Biografia[editar | editar código-fonte]

Francis Beaufort era descendente de huguenotes que fugiram de França após o massacre de São Bartolomeu e se instalaram na Irlanda. O seu pai era reitor de Navan. Francis deixou a escola aos 14 anos e entrou na marinha britânica. Como consequência de ter naufragado aos 15 anos e quase ter morrido de inanição, naufrágio esse devido a uma carta marítima com erros, torna-se obcecado com a importância da formação e desenvolvimento de boa e precisa cartografia para navegantes.

Começando ao serviço da Companhia Britânica das Índias Orientais, Beaufort subiu na carreira para tenente, comandante e capitão na Marinha Real Britânica. Contrariamente à maioria dos outros oficiais, Beaufort no seu tempo livre fazia medições de profundidades e distâncias, complementadas com observações astronómicas para determinar longitude e latitude, e medindo as linhas de costa, completando mapas e cartas de navegação.

Em 1811–1812, Beaufort cartografou e explorou o sul da Anatólia, localizando muitas ruínas da era clássica. O seu trabalho foi interrompido (em Ayas, perto de Adana) por um ataque dos turcos à sua tripulação, no qual ficou ferido com gravidade por uma bala na anca. Voltando a Inglaterra, completou as cartas, publicando-as em 1817 na seu livro Karamania; ou uma breve descrição da costa sul da Ásia Menor, e das ruínas da Antiguidade.

Em 1829, aos 55 anos (idade de reforma para o seu tempo), Beaufort torna-se Hidrógrafo do Almirantado Britânico, cargo que ocupa por 25 anos, mais que qualquer antecessor ou sucessor. Beaufort converteu o que era um simples depósito de cartas na melhor instituição de topografia e produção de cartas do mundo. Algumas das suas cartas ainda se usam hoje, 200 anos depois dos levantamentos.

Os grandes observatórios astronómicos em Greenwich e no Cabo da Boa Esperança estiveram sob administração sua. Beaufort dirigiu algumas das maiores explorações marítimas do seu tempo. Durante oito anos, presidiu ao Conselho Árctico durante a busca do explorador perdido, Sir John Franklin, que pretendia encontrar a lendária Passagem do Noroeste.

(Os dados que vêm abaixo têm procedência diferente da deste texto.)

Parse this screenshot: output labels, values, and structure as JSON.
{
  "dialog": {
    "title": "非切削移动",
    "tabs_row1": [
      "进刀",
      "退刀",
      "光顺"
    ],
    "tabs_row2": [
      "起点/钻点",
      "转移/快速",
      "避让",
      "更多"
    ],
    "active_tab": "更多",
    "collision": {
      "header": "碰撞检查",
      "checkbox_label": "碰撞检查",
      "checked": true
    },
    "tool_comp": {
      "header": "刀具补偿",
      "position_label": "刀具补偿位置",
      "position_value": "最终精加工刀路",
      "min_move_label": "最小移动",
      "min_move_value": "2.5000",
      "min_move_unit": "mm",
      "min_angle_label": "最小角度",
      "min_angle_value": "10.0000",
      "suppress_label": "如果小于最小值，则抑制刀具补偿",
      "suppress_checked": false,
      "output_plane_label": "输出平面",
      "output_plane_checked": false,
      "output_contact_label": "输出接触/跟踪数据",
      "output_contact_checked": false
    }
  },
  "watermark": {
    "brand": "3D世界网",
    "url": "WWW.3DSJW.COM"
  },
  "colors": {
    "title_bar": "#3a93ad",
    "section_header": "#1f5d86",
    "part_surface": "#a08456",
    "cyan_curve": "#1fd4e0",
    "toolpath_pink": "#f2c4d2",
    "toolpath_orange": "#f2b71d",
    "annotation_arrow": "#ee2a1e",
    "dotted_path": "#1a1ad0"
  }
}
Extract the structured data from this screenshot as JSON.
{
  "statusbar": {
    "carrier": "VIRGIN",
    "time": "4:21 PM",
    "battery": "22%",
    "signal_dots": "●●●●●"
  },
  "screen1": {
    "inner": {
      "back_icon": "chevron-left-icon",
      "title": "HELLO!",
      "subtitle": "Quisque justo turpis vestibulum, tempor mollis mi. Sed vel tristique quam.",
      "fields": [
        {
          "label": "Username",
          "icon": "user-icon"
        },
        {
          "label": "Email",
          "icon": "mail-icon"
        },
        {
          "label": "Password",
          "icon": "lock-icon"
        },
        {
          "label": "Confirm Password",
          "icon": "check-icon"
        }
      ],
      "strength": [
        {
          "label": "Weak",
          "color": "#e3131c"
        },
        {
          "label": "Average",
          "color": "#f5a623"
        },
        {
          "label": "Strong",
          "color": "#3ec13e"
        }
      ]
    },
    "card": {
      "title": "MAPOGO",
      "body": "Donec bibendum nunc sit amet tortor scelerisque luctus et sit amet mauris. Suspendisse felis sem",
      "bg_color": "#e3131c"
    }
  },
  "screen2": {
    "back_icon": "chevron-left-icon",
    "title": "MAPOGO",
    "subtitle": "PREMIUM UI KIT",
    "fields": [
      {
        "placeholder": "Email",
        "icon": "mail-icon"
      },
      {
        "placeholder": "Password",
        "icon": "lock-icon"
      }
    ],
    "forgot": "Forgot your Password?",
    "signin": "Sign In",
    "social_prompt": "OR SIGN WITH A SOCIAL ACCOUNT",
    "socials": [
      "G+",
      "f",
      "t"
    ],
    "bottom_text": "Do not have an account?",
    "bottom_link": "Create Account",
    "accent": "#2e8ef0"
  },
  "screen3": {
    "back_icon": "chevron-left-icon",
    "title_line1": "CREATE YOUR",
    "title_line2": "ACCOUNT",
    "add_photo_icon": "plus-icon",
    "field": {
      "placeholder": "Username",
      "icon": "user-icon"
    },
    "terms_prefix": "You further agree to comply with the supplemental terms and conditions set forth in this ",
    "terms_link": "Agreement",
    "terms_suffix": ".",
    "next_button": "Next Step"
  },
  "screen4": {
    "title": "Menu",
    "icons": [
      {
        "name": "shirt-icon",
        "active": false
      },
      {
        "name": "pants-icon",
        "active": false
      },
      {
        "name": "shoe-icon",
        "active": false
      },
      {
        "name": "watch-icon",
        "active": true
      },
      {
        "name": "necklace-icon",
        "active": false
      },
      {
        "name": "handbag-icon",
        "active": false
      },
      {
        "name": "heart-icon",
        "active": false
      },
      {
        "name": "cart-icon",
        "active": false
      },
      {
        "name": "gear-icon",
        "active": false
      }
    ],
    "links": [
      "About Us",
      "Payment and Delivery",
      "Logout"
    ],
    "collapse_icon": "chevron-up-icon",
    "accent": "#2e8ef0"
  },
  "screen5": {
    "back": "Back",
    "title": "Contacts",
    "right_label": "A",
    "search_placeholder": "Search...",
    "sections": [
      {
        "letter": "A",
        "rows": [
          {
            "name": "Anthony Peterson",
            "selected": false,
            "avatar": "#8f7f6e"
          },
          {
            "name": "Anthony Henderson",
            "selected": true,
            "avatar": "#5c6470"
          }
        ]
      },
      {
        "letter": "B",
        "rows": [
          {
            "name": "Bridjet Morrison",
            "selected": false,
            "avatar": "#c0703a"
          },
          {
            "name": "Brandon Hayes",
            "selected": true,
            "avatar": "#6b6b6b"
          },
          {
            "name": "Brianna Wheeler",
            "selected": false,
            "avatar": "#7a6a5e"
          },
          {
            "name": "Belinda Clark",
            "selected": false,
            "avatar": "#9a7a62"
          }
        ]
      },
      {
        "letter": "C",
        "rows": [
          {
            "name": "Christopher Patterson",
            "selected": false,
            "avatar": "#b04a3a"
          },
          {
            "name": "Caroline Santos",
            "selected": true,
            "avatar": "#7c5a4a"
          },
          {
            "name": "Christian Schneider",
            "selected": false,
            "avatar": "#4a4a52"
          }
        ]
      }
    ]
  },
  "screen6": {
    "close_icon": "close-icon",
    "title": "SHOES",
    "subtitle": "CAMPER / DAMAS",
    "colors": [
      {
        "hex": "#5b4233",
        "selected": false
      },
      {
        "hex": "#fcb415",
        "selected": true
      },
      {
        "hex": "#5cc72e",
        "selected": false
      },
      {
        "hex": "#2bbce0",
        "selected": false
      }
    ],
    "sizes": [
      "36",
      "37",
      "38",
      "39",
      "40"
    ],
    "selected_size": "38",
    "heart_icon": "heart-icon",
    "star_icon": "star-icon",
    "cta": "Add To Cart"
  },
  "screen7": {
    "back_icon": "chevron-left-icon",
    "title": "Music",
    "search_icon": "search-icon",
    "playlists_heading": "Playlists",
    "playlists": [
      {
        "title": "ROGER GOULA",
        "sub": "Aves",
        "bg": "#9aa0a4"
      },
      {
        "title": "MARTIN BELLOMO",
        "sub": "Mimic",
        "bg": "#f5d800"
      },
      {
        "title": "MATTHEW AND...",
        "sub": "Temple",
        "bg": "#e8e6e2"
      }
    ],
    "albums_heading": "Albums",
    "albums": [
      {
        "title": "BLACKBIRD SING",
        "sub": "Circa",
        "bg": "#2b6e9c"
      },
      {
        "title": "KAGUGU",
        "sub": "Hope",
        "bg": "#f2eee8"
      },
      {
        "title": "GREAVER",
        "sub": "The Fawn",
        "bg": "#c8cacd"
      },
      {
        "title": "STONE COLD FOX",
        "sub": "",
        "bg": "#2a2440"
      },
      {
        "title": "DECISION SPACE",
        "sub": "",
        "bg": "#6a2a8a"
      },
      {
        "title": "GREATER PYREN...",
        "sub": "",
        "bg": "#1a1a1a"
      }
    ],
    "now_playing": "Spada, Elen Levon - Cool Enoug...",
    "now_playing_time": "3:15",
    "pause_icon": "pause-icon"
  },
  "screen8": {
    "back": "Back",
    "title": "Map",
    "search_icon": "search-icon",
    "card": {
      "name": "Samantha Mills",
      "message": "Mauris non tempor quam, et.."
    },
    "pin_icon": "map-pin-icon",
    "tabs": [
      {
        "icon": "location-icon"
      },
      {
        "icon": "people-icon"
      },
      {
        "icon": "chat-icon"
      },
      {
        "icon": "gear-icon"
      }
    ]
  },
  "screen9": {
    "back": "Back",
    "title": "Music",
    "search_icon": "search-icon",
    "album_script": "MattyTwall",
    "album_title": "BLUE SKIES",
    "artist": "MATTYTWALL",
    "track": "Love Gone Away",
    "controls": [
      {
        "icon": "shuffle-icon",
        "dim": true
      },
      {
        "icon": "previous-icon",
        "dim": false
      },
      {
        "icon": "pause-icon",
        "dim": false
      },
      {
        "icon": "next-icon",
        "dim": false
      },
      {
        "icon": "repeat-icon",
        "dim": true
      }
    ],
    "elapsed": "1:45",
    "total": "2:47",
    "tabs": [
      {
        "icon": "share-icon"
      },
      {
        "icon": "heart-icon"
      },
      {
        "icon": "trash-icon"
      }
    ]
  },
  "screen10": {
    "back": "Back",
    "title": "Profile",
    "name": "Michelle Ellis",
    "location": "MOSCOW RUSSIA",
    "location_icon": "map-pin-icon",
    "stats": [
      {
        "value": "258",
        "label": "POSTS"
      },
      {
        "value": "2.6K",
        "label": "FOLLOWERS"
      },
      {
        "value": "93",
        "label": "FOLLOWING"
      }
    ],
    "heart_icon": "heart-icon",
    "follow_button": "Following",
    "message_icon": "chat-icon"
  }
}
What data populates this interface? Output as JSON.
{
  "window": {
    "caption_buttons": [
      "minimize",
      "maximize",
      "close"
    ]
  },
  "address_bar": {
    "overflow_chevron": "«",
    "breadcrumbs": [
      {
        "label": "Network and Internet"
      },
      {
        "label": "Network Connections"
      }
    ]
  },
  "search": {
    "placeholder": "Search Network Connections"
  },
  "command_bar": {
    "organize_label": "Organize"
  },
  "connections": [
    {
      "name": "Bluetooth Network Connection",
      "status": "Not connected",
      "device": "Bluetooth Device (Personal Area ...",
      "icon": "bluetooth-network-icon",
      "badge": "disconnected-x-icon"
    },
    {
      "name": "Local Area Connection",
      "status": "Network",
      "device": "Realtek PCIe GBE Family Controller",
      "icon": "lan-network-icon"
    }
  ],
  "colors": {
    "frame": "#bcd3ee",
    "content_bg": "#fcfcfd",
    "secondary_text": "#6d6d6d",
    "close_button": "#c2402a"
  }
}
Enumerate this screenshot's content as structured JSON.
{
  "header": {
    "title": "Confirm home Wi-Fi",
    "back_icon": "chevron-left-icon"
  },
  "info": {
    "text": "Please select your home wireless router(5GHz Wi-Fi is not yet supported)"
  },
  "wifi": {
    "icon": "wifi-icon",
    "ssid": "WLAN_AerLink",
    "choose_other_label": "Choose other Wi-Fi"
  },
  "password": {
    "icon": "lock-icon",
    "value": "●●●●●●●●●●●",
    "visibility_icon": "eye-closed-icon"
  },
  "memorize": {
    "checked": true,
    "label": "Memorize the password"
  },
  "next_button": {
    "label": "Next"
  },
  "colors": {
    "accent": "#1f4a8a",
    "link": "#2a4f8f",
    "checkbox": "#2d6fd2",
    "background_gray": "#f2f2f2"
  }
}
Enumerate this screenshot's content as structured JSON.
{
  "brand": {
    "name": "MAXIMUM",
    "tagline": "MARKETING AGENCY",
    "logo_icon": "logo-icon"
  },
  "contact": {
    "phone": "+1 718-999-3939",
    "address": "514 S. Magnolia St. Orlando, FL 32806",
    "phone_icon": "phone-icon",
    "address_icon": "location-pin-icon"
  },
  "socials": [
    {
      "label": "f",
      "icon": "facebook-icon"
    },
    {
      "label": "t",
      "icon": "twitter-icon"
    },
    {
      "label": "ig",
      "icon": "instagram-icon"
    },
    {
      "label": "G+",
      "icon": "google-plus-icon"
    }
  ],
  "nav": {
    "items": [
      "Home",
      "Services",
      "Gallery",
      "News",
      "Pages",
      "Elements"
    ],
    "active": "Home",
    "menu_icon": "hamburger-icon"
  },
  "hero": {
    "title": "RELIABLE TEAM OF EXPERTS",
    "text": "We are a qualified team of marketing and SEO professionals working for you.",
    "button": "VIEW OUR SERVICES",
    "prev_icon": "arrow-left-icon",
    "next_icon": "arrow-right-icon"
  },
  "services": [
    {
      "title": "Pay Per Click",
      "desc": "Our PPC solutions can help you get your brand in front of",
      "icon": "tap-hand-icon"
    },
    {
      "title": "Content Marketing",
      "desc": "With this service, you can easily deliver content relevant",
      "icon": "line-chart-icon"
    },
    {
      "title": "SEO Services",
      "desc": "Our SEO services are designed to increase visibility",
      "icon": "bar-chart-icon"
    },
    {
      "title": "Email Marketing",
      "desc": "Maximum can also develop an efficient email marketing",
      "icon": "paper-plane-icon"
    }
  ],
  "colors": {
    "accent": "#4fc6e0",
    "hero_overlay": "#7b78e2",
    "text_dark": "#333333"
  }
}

Como membro do conselho da Royal Society, do Observatório de Greenwich e da Royal Geographic Society (que ajudou a fundar), Beaufort usou o seu cargo e prestígio como cientista para actuar como intermediário para a correspondência científica dos seus colegas. Representou geógrafos, astrónomos, oceanógrafos, geodesistas e meteorologistas conseguindo apoio para as suas pesquisas pelo Hydrographic Office. Por exemplo, aprovou a expedição de Robert FitzRoy às Ilhas Galápagos na qual o naturalista Charles Darwin participou.

Ultrapassando muitas objecções, Beaufort obteve o apoio governamental para uma viagem à Antárctica em 1839–1843 efectuada por James Clark Ross para a medição exaustiva do campo magnético terrestre, coordenada com medições similares na Europa e Ásia.

A sua extensa correspondência com mais de 200 publicações científicas continha partes escritas numa cifra pessoal, alterada da cifra de Vigenère por reversão do alfabeto da cifra (uma variante que recebeu o seu nome).